Vasectomy Assessments & Operations

Dr John Boyle has been performing vasectomies in his practice in Ennis for more than a decade, performing both traditional and no-scalpel vasectomy techniques.

He trained at the renowned Sandyford Institute in Glasgow – and was instrumental in setting up a vasectomy service at the Cairns family planning centre in Queensland.

His article on vasectomies was published in the UK family planning journal and he is an advisor for Contraception: An Australian Clinical Practice Handbook – 4th Edition.

John is also a member of the Primary Care Surgical Association.

What is a Vasectomy?

Vasectomy is a safe, convenient and effective permanent method of contraception, which is suitable for men who are sure that they or they and their partners do not want any or any more children.

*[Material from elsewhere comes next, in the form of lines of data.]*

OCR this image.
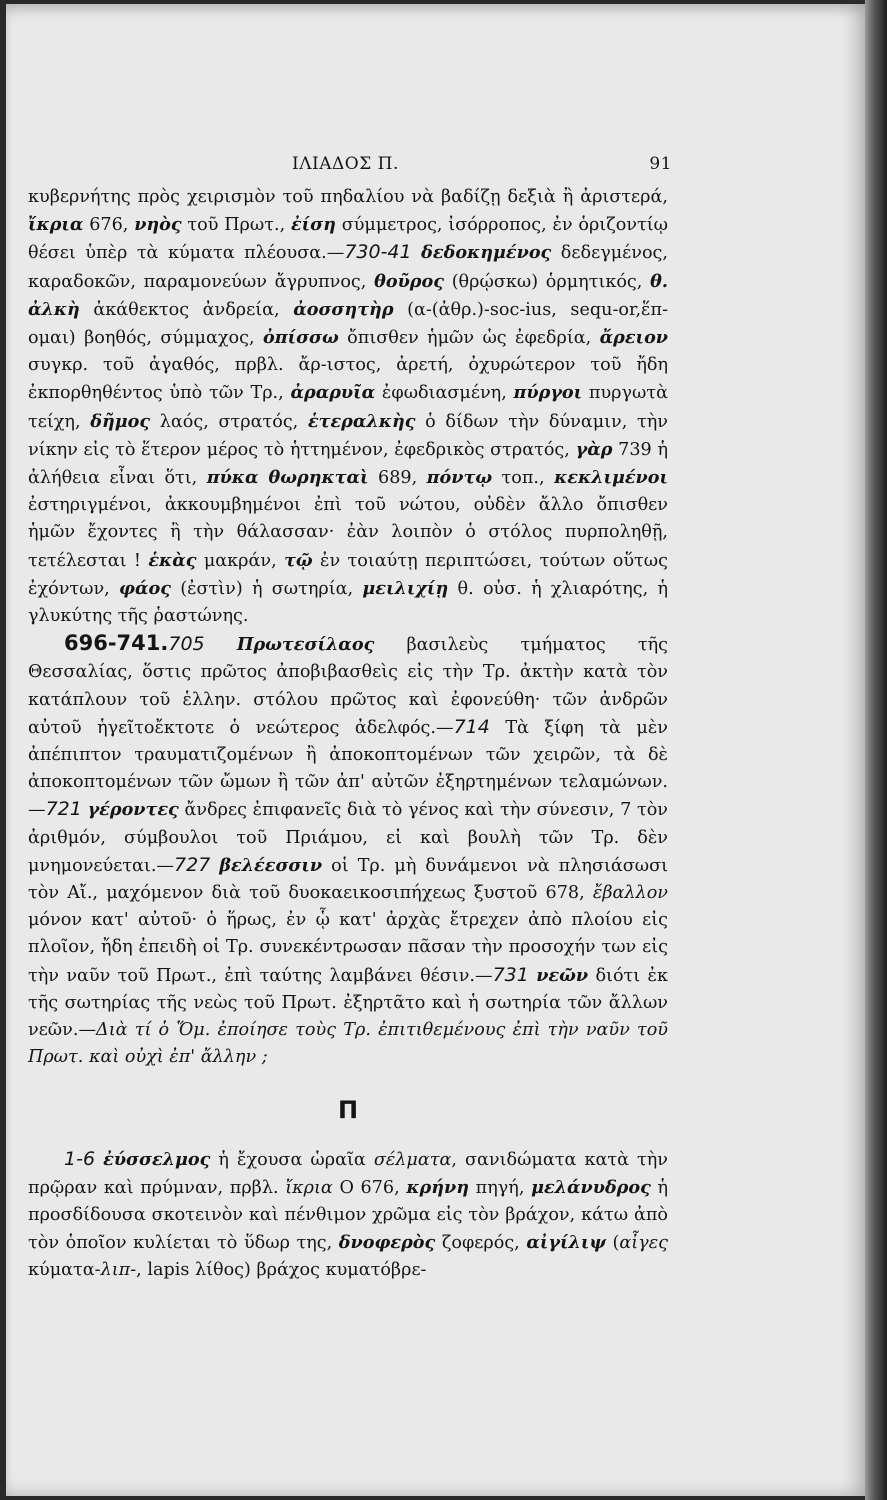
ΙΛΙΑΔΟΣ Π.	91

κυβερνήτης πρὸς χειρισμὸν τοῦ πηδαλίου νὰ βαδίζῃ δεξιὰ ἢ ἀριστερά, ἴκρια 676, νηὸς τοῦ Πρωτ., ἐίση σύμμετρος, ἰσόρροπος, ἐν ὁριζοντίῳ θέσει ὑπὲρ τὰ κύματα πλέουσα.—730-41 δεδοκημένος δεδεγμένος, καραδοκῶν, παραμονεύων ἄγρυπνος, θοῦρος (θρῴσκω) ὁρμητικός, θ. ἀλκὴ ἀκάθεκτος ἀνδρεία, ἀοσσητὴρ (α-(ἀθρ.)-soc-ius, sequ-or,ἕπ-ομαι) βοηθός, σύμμαχος, ὀπίσσω ὄπισθεν ἡμῶν ὡς ἐφεδρία, ἄρειον συγκρ. τοῦ ἀγαθός, πρβλ. ἄρ-ιστος, ἀρετή, ὀχυρώτερον τοῦ ἤδη ἐκπορθηθέντος ὑπὸ τῶν Τρ., ἀραρυῖα ἐφωδιασμένη, πύργοι πυργωτὰ τείχη, δῆμος λαός, στρατός, ἑτεραλκὴς ὁ δίδων τὴν δύναμιν, τὴν νίκην εἰς τὸ ἕτερον μέρος τὸ ἡττημένον, ἐφεδρικὸς στρατός, γὰρ 739 ἡ ἀλήθεια εἶναι ὅτι, πύκα θωρηκταὶ 689, πόντῳ τοπ., κεκλιμένοι ἐστηριγμένοι, ἀκκουμβημένοι ἐπὶ τοῦ νώτου, οὐδὲν ἄλλο ὄπισθεν ἡμῶν ἔχοντες ἢ τὴν θάλασσαν· ἐὰν λοιπὸν ὁ στόλος πυρποληθῇ, τετέλεσται ! ἑκὰς μακράν, τῷ ἐν τοιαύτῃ περιπτώσει, τούτων οὕτως ἐχόντων, φάος (ἐστὶν) ἡ σωτηρία, μειλιχίῃ θ. οὐσ. ἡ χλιαρότης, ἡ γλυκύτης τῆς ῥαστώνης.

696-741.705 Πρωτεσίλαος βασιλεὺς τμήματος τῆς Θεσσαλίας, ὅστις πρῶτος ἀποβιβασθεὶς εἰς τὴν Τρ. ἀκτὴν κατὰ τὸν κατάπλουν τοῦ ἑλλην. στόλου πρῶτος καὶ ἐφονεύθη· τῶν ἀνδρῶν αὐτοῦ ἡγεῖτοἔκτοτε ὁ νεώτερος ἀδελφός.—714 Τὰ ξίφη τὰ μὲν ἀπέπιπτον τραυματιζομένων ἢ ἀποκοπτομένων τῶν χειρῶν, τὰ δὲ ἀποκοπτομένων τῶν ὤμων ἢ τῶν ἀπ' αὐτῶν ἐξηρτημένων τελαμώνων.—721 γέροντες ἄνδρες ἐπιφανεῖς διὰ τὸ γένος καὶ τὴν σύνεσιν, 7 τὸν ἀριθμόν, σύμβουλοι τοῦ Πριάμου, εἰ καὶ βουλὴ τῶν Τρ. δὲν μνημονεύεται.—727 βελέεσσιν οἱ Τρ. μὴ δυνάμενοι νὰ πλησιάσωσι τὸν Αἴ., μαχόμενον διὰ τοῦ δυοκαεικοσιπήχεως ξυστοῦ 678, ἔβαλλον μόνον κατ' αὐτοῦ· ὁ ἥρως, ἐν ᾧ κατ' ἀρχὰς ἔτρεχεν ἀπὸ πλοίου εἰς πλοῖον, ἤδη ἐπειδὴ οἱ Τρ. συνεκέντρωσαν πᾶσαν τὴν προσοχήν των εἰς τὴν ναῦν τοῦ Πρωτ., ἐπὶ ταύτης λαμβάνει θέσιν.—731 νεῶν διότι ἐκ τῆς σωτηρίας τῆς νεὼς τοῦ Πρωτ. ἐξηρτᾶτο καὶ ἡ σωτηρία τῶν ἄλλων νεῶν.—Διὰ τί ὁ Ὅμ. ἐποίησε τοὺς Τρ. ἐπιτιθεμένους ἐπὶ τὴν ναῦν τοῦ Πρωτ. καὶ οὐχὶ ἐπ' ἄλλην ;

Π

1-6 ἐύσσελμος ἡ ἔχουσα ὡραῖα σέλματα, σανιδώματα κατὰ τὴν πρῷραν καὶ πρύμναν, πρβλ. ἴκρια Ο 676, κρήνη πηγή, μελάνυδρος ἡ προσδίδουσα σκοτεινὸν καὶ πένθιμον χρῶμα εἰς τὸν βράχον, κάτω ἀπὸ τὸν ὁποῖον κυλίεται τὸ ὕδωρ της, δνοφερὸς ζοφερός, αἰγίλιψ (αἶγες κύματα-λιπ-, lapis λίθος) βράχος κυματόβρε-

No Scalpel(Cautery) Vasectomy

This is generally a safe and simple procedure. Local anaesthetic is injected under the skin in the middle of the scrotum. This freezes the procedure area. It can be a little uncomfortable for about twenty seconds until the anaesthetic takes effect. A small cut is made, through which the doctor can reach the vas deferens ( the tube which carries sperm from the testicles to the penis) and seal them using a small electrical needle which is passed down the centre of the tube and which seals off the flow of sperm. This causes no additional discomfort. There are no stitches used.
It is important that you have breakfast as normal before you attend. Please wear underpants not boxer shorts.

Counselling Appointment

If you wish to proceed, an appointment should be made for counselling. It may be helpful if your partner attends with you.
During this appointment all aspects of the procedure will be discussed, including the failure rate and known complications. You will be asked to sign a consent form, either at this visit or when you attend for the procedure. The appointment usually lasts 10 – 15 minutes.


It is important that the genital area is shaved the evening prior to attending. Please shave all hair off the scrotum and around the base of the penis.
Failure to do this may prevent the procedure being carried out.

After The Procedure

There will be some discomfort for the following 48 hours. Almost all patients get quite a bit of bruising and some swelling. Keeping the scrotum well supported for a few days afterwards can reduce this. While the majority of patients would probably be able to return to work the following day, it would be more beneficial to your recovery if work was avoided for the day or two afterwards. The stitches will dissolve themselves. The area should be keep clean and dry. A bath with added salt can help healing.


The clinic will give you two specimen containers after the procedure. The specimen should be collected by either incomplete intercourse and withdrawal or by masturbation directly into the container. A clear specimen is required. If this specimen show the presence of sperm, a further container will be sent to you for a specimen. It is important to continue using contraception until we have informed you of the success of your vasectomy. Regular intercourse will help to clear the tubes of sperm.


Once we have received a sample free from sperm, we will inform you and your GP of the vasectomy success. Once you have received this written confirmation, it will not be necessary to use further contraception.

The initial risk that the operation has not worked is 1 in 100 cases (this would be picked up by the samples you hand in). If this occurs the operation would need to be repeated. In the first few years after the all clear the chance of failure is 1 in a 1000. Up to 10 years the chance of failure after the all clear is 1 in 5000.